Fred Done – ‘Betfred can walk away from racing if sponsorship is not wanted’


Speaking to the Racing Post, Betfred founder Fred Done has stated that he is prepared to walk away from racing if the sport’s governing bodies do not want his company’s sponsorship money.

Done waded into the escalating row concerning the ‘authorised betting partner’ classification which has divided racing industry stakeholders and betting operators. Racing’s recent announcement that it will only allow event sponsorship from bookmakers which deliver a ‘fair return’ from their online operations has seen some analysts speculate that a number of operators will up their voluntary payments to the sport in order to maintain brand exposure to racegoers. Done is going the other way, however.
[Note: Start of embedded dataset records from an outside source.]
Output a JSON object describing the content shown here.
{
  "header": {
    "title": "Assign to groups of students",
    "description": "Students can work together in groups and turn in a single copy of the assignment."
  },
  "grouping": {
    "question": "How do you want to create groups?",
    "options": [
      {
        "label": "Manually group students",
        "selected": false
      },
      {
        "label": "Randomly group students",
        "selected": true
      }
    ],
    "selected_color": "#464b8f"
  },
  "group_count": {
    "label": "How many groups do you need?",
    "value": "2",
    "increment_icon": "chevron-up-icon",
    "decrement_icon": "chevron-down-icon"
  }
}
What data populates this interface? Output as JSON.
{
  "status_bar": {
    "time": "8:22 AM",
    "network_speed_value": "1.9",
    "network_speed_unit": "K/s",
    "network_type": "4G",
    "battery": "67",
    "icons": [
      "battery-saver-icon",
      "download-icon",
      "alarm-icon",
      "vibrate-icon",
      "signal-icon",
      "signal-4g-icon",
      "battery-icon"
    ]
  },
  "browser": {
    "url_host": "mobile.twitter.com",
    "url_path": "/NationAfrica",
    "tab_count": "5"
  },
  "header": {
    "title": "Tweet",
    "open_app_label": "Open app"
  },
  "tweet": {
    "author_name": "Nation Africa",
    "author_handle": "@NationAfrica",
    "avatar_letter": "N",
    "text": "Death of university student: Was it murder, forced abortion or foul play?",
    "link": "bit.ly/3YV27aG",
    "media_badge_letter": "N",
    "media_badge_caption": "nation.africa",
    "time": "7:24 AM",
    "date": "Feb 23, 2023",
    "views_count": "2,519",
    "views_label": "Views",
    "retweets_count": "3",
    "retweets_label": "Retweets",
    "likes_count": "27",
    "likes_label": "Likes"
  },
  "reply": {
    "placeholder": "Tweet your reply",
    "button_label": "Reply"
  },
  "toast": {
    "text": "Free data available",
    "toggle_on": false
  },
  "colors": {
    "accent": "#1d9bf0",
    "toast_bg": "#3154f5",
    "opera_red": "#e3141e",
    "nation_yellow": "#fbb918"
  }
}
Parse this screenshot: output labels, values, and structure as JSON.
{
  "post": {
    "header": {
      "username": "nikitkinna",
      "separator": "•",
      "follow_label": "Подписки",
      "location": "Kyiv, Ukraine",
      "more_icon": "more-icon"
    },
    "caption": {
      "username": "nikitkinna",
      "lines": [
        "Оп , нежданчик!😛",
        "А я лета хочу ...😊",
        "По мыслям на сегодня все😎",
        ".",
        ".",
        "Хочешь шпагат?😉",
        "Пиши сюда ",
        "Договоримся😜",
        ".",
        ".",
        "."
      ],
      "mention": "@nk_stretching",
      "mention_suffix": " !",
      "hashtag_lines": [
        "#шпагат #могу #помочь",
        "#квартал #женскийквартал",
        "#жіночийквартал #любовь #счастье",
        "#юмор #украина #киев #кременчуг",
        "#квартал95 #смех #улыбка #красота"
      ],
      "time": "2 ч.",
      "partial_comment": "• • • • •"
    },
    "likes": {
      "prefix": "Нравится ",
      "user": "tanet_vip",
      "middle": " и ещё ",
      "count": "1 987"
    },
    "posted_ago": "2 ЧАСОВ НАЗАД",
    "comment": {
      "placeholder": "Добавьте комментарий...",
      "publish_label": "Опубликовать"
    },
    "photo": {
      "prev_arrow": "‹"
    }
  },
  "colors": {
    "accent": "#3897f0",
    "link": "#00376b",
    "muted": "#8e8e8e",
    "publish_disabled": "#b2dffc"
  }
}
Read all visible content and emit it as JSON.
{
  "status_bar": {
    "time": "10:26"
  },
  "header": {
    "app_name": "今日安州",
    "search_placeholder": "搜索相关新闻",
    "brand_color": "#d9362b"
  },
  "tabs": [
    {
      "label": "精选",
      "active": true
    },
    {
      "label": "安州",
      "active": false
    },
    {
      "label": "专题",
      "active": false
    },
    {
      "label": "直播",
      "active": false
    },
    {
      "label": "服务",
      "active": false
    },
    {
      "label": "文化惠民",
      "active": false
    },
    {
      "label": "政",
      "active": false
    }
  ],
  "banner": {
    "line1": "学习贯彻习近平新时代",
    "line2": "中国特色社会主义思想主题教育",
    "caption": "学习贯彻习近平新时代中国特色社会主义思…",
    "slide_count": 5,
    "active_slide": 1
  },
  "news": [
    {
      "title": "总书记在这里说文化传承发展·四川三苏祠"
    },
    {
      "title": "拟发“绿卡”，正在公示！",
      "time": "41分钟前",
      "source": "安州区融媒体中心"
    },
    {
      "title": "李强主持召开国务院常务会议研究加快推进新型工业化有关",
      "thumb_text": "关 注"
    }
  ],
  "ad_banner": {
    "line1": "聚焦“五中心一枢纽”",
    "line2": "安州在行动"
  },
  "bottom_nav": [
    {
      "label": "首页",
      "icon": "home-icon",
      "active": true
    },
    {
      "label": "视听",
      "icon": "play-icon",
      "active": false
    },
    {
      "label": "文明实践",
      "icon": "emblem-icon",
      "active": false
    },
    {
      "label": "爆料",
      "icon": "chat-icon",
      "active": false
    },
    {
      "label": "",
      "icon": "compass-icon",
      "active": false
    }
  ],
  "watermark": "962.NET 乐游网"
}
The stand-off has seen the Cheltenham Gold Cup and Sprint Cup at Haydock, both previously backed by Betfred, without a sponsor for 2016 following the governing bodies’ preference to enter into commercial arrangements with ‘levy-friendly bookmakers’.

Done stated that he was livid at the treatment of his business, which he claims had put £150 million directly into the sport over the past four years.

“I say to racing, you don’t need to honour those [sponsorship] contracts, by mutual agreement if you want to rip those contracts up now, I’ll rip them up with you. We’ll walk away and keep our money in our pocket.

“Sometimes you have to stand up for your principles and that’s what this is about. I can spend my money anywhere I want, with good value and people I want to spend it with.”

Done detailed to the Racing Post that Betfred were prepared to renew their sponsorship of the Gold and Sprint Cups, only to be rejected last minute by the Jockey Club.

Commenting on the current relationship between the racing and betting industry, Done added: “I think relations between the betting industry and racing are worse than they’ve ever been. There’s no trust.”

Whether racing can keep a united front while turning down considerable monies from betting firm remains to be seen. However the fact that some operators already have ‘authorised betting partner’ classification – Bet365 and 32Red already pay the 10.75% Levy voluntarily – and that retail bookmakers compelled by law to pay 10.75%, means that cracks are more likley to form in the bookmaking fraternity first.